The EDNRB (Endothelin receptor type B) gene, located on the long arm of chromosome 13 (13q22), encoding the "Endothelin receptor type B" (endothelin receptor type B), which is located on the surface of cells, protein acting as a receiver for transmitting cellular signals from the outside to the inside. These signals contribute to the regulation of various biological processes such as development of blood vessels, the production of some hormones and the stimulation of cell growth and division (see comments on action "endothelin 3", encoded by gene EDN3). They have identified at least 15 EDNRB gene mutations in people with Waardenburg syndrome type IV. Mutations in the gene EDNRB alter the normal function endothelin receptor type B or lead to the synthesis of an abnormally small version, nonfunctional protein.

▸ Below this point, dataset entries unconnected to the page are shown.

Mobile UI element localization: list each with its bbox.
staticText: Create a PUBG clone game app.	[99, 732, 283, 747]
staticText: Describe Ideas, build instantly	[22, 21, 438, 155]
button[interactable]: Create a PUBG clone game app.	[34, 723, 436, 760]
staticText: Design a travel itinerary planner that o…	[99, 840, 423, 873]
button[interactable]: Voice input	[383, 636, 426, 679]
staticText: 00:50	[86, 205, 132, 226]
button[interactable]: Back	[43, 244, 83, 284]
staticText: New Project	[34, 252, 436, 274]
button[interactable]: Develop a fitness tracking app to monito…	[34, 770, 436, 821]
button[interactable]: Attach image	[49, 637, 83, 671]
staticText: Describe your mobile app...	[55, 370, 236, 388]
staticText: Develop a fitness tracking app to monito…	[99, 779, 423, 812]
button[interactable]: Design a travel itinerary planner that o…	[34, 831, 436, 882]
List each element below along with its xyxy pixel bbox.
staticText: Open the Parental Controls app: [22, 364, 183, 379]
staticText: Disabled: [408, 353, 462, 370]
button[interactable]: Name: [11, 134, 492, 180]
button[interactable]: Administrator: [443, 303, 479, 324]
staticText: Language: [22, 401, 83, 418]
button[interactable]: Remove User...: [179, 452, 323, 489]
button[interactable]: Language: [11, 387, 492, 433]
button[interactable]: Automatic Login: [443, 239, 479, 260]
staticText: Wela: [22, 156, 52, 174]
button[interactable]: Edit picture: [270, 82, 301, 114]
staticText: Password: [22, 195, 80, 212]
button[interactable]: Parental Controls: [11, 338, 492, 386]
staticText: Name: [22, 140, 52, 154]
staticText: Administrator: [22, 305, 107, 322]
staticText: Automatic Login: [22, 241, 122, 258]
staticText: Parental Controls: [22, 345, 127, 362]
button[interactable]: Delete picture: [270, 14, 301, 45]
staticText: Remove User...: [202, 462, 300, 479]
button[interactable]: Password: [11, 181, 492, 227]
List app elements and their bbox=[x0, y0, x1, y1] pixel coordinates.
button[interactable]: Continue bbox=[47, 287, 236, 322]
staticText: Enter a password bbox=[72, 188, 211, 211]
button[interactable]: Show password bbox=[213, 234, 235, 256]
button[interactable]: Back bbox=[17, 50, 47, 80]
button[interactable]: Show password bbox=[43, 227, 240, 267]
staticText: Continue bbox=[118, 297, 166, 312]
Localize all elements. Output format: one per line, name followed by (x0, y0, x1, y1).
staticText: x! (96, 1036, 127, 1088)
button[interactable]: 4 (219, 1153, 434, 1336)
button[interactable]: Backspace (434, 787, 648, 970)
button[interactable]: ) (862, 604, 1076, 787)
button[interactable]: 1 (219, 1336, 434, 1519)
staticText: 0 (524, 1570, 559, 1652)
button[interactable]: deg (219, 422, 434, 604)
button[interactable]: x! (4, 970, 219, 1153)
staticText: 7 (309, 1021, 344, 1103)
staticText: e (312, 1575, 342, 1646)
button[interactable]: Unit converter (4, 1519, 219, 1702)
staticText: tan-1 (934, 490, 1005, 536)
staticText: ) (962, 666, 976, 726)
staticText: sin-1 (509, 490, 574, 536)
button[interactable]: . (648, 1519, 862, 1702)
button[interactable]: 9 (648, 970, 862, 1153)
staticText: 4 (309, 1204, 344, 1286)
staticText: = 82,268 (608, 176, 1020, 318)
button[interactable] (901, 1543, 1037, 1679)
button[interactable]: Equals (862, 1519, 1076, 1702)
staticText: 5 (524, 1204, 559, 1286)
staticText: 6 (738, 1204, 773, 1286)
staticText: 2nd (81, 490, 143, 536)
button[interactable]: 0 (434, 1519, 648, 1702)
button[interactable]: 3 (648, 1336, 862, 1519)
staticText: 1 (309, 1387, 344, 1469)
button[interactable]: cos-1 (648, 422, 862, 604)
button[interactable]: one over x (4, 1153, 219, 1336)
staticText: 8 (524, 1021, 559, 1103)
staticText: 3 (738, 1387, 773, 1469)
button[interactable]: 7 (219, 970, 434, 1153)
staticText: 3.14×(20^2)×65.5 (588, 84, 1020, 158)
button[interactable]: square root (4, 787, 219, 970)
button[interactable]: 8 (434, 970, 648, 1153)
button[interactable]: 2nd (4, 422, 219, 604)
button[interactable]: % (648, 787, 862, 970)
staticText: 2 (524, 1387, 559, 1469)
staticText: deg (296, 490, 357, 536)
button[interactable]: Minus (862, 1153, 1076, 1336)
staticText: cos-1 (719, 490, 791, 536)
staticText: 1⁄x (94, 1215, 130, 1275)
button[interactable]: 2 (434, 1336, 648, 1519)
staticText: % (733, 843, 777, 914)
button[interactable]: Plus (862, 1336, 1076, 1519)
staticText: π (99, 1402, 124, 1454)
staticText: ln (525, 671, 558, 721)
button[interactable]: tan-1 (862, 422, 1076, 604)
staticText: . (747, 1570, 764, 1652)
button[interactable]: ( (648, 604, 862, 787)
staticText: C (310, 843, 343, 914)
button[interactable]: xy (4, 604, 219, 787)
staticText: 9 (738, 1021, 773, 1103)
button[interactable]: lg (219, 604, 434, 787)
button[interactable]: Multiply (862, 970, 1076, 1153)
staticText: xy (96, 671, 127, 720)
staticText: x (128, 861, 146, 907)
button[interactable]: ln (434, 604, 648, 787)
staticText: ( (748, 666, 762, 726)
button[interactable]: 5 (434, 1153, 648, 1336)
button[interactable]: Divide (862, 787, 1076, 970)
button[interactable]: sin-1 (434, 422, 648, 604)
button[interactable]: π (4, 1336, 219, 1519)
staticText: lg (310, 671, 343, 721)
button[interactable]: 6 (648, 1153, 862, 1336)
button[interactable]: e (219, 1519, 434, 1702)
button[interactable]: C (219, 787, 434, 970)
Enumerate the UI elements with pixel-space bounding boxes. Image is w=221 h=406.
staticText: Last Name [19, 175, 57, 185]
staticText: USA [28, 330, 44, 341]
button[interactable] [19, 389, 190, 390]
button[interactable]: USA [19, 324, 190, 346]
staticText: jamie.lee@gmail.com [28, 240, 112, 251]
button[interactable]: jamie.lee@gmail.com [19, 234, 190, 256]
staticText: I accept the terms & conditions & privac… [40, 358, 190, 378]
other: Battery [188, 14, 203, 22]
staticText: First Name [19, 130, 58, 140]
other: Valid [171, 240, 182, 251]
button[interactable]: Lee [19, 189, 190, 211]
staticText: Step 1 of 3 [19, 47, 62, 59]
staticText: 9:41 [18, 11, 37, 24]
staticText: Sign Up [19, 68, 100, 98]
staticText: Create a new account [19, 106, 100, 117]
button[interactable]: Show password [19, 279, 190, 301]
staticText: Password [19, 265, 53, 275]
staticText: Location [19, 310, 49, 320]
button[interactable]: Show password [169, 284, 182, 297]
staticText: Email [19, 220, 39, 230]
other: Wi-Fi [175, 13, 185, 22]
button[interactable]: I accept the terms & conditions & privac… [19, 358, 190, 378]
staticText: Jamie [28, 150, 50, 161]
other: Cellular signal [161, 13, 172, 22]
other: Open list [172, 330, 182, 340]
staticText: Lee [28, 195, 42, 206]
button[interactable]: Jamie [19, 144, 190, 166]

Because the receptor is required for the formation of enteric nerves and melanocytes, these cell types are not normally form during embryonic development.
Waardenburg syndrome is usually inherited as an autosomal dominant, which means that a copy of the altered gene in each cell is sufficient to express the process. In most cases, an affected person has an affected parent. A small percentage of cases are due to new mutations in the gene and occur in people with no history of disease in your family. Some cases of type II and type IV Waardenburg syndrome appear to have an autosomal recessive inheritance pattern, which means that both copies of the gene in every cell must have mutations for alteration is expressed. The parents of an individual with an autosomal recessive disease have a copy of the mutated gene, but usually show no signs and symptoms of the disease.
Tests in IVAMI: in IVAMI perform detection of mutations associated with Waardenburg syndrome by complete PCR amplification of the exons of PAX3, MITF, SNAI2, SOX10, and EDNRB EDN3 genes, respectively, and subsequent sequencing. We recommend taking into account the main differential characteristics present in each of the types (see table below), to begin the study accordingly.
Samples recommended: EDTA blood collected for separation of blood leukocytes, or impregnated sample card with dried blood (IVAMI may mail the card to deposit the blood sample).